Presenter: Yazhou Tang
Author: Harishankar Vishwanathan, Matan Shachnai, Srinivas Narayana, and Santosh Nagarakatte
Abstract: Extended Berkeley Packet Filter (BPF) is a language and run-time system that allows non-superusers to extend the Linux and Windows operating systems by downloading user code into the kernel. To ensure that user code is safe to run in kernel context, BPF relies on a static analyzer that proves properties about the code, such as bounded memory access and the absence of operations that crash. The BPF static analyzer checks safety using abstract interpretation with several abstract domains. Among these, the domain of tnums (tristate numbers) is a key domain used to reason about the bitwise uncertainty in program values.

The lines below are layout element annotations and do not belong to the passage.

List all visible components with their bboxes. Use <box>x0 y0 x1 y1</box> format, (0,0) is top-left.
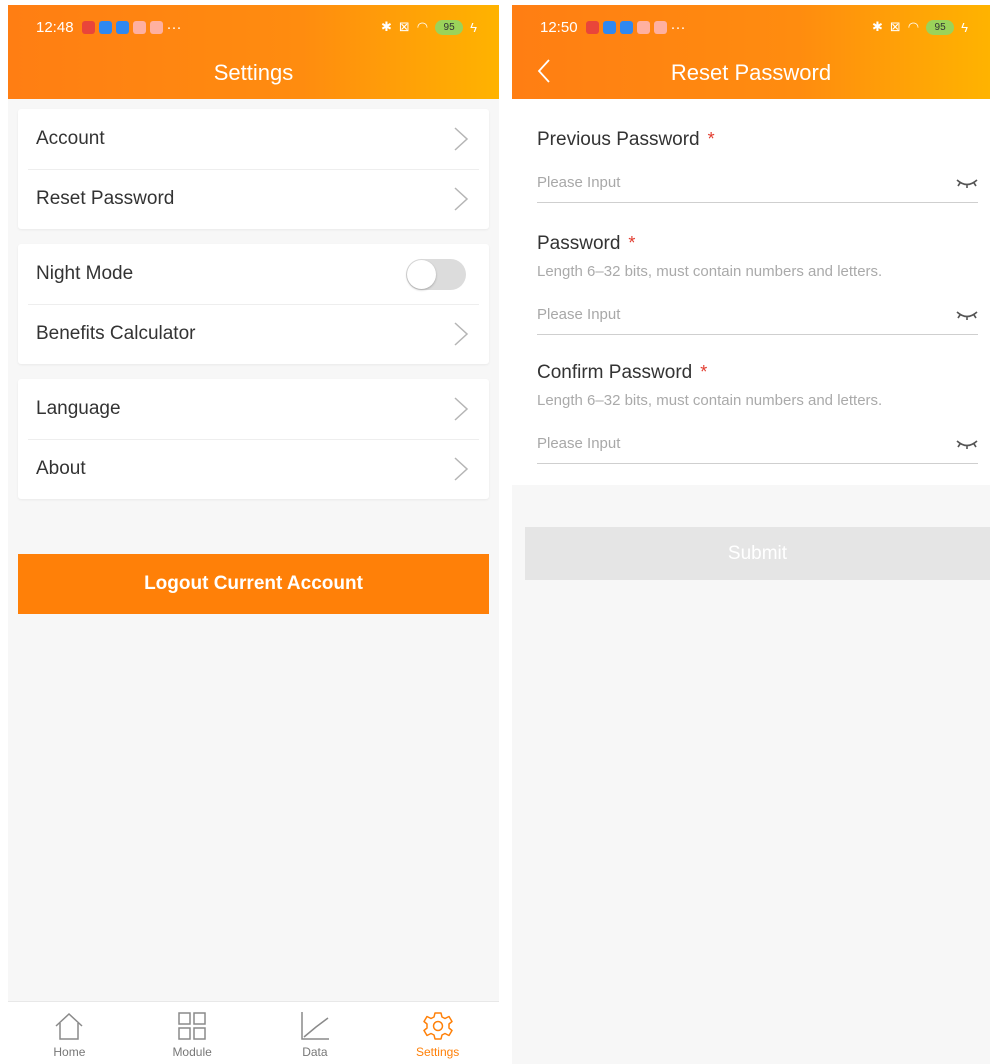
logout-button[interactable]: Logout Current Account <box>18 554 489 614</box>
password-input-row <box>537 295 978 335</box>
tab-label: Home <box>53 1045 86 1059</box>
settings-item-language[interactable]: Language <box>18 379 489 439</box>
required-mark: * <box>628 233 636 253</box>
app-notification-icon <box>636 20 650 34</box>
submit-button[interactable]: Submit <box>525 527 990 580</box>
tab-data[interactable]: Data <box>254 1002 377 1064</box>
chevron-right-icon <box>454 397 469 421</box>
field-label: Password * <box>537 233 978 255</box>
settings-header: 12:48 ··· ✱ ⊠ ◠ 95 ϟ Settings <box>8 5 499 99</box>
bluetooth-icon: ✱ <box>871 19 883 34</box>
previous-password-input[interactable] <box>537 174 956 191</box>
field-hint: Length 6–32 bits, must contain numbers a… <box>537 392 883 409</box>
eye-closed-icon[interactable] <box>956 438 978 450</box>
previous-password-input-row <box>537 163 978 203</box>
app-notification-icon <box>619 20 633 34</box>
settings-item-label: Benefits Calculator <box>36 323 196 344</box>
app-notification-icon <box>115 20 129 34</box>
settings-screen: 12:48 ··· ✱ ⊠ ◠ 95 ϟ Settings Account Re… <box>8 5 499 1064</box>
settings-item-benefits-calculator[interactable]: Benefits Calculator <box>18 304 489 364</box>
required-mark: * <box>707 129 715 149</box>
reset-password-header: 12:50 ··· ✱ ⊠ ◠ 95 ϟ Reset Password <box>512 5 990 99</box>
night-mode-toggle[interactable] <box>406 259 466 290</box>
chevron-right-icon <box>454 322 469 346</box>
toggle-knob <box>407 260 436 289</box>
settings-group-display: Night Mode Benefits Calculator <box>18 244 489 364</box>
bottom-tab-bar: Home Module Data Settings <box>8 1001 499 1064</box>
eye-closed-icon[interactable] <box>956 309 978 321</box>
field-label-text: Password <box>537 233 621 254</box>
confirm-password-field: Confirm Password * Length 6–32 bits, must… <box>537 362 978 464</box>
tab-label: Settings <box>415 1045 460 1059</box>
chevron-right-icon <box>454 187 469 211</box>
chevron-right-icon <box>454 127 469 151</box>
chart-icon <box>301 1012 329 1040</box>
settings-item-about[interactable]: About <box>18 439 489 499</box>
password-field: Password * Length 6–32 bits, must contain… <box>537 233 978 335</box>
settings-group-account: Account Reset Password <box>18 109 489 229</box>
settings-item-label: Reset Password <box>36 188 175 209</box>
sim-icon: ⊠ <box>398 19 410 34</box>
confirm-password-input-row <box>537 424 978 464</box>
required-mark: * <box>700 362 708 382</box>
reset-password-form: Previous Password * Password * Length 6–32… <box>512 99 990 485</box>
app-notification-icon <box>653 20 667 34</box>
tab-settings[interactable]: Settings <box>376 1002 499 1064</box>
settings-item-label: Account <box>36 128 105 149</box>
field-label-text: Previous Password <box>537 129 700 150</box>
password-input[interactable] <box>537 306 956 323</box>
status-time: 12:50 <box>540 18 578 36</box>
home-icon <box>55 1012 83 1040</box>
wifi-icon: ◠ <box>416 19 429 34</box>
field-label: Confirm Password * <box>537 362 978 384</box>
chevron-right-icon <box>454 457 469 481</box>
settings-group-general: Language About <box>18 379 489 499</box>
page-title: Reset Password <box>670 60 832 85</box>
grid-icon <box>178 1012 206 1040</box>
field-hint: Length 6–32 bits, must contain numbers a… <box>537 263 883 280</box>
battery-icon: 95 <box>435 19 464 35</box>
notification-icons: ··· <box>585 18 686 36</box>
notification-icons: ··· <box>81 18 182 36</box>
app-notification-icon <box>149 20 163 34</box>
confirm-password-input[interactable] <box>537 435 956 452</box>
eye-closed-icon[interactable] <box>956 177 978 189</box>
gear-icon <box>422 1012 453 1040</box>
status-bar: 12:50 ··· ✱ ⊠ ◠ 95 ϟ <box>540 16 968 38</box>
mi-app-icon <box>81 20 95 34</box>
charging-icon: ϟ <box>470 19 477 35</box>
app-notification-icon <box>132 20 146 34</box>
bluetooth-icon: ✱ <box>380 19 392 34</box>
settings-item-night-mode: Night Mode <box>18 244 489 304</box>
battery-icon: 95 <box>926 19 955 35</box>
field-label: Previous Password * <box>537 129 978 151</box>
reset-password-screen: 12:50 ··· ✱ ⊠ ◠ 95 ϟ Reset Password Prev… <box>512 5 990 1064</box>
more-notifications-icon: ··· <box>166 18 182 36</box>
status-time: 12:48 <box>36 18 74 36</box>
mi-app-icon <box>585 20 599 34</box>
settings-item-label: Night Mode <box>36 263 134 284</box>
sim-icon: ⊠ <box>889 19 901 34</box>
field-label-text: Confirm Password <box>537 362 693 383</box>
tab-label: Module <box>172 1045 212 1059</box>
settings-item-label: Language <box>36 398 121 419</box>
previous-password-field: Previous Password * <box>537 129 978 203</box>
settings-item-account[interactable]: Account <box>18 109 489 169</box>
wifi-icon: ◠ <box>907 19 920 34</box>
page-title: Settings <box>213 60 294 85</box>
settings-item-reset-password[interactable]: Reset Password <box>18 169 489 229</box>
tab-home[interactable]: Home <box>8 1002 131 1064</box>
settings-item-label: About <box>36 458 86 479</box>
tab-label: Data <box>302 1045 328 1059</box>
status-bar: 12:48 ··· ✱ ⊠ ◠ 95 ϟ <box>36 16 477 38</box>
more-notifications-icon: ··· <box>670 18 686 36</box>
charging-icon: ϟ <box>961 19 968 35</box>
app-notification-icon <box>98 20 112 34</box>
tab-module[interactable]: Module <box>131 1002 254 1064</box>
app-notification-icon <box>602 20 616 34</box>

This paper formally defines the tnum abstract domain and its arithmetic operations. They present the first soundness and optimality proofs for tnum addition/subtraction in BPF analyzers. They also propose a novel, more precise and efficient tnum multiplication algorithm than Linux’s, which is now merged into the kernel.
Moreover, I will talk briefly about the tnum+ abstract domain presented in another paper, which is a generalization and extension of the tnum abstract domain, and the combination domain based on it. Finally, I will introduce our current work on formal verification of tnum theory.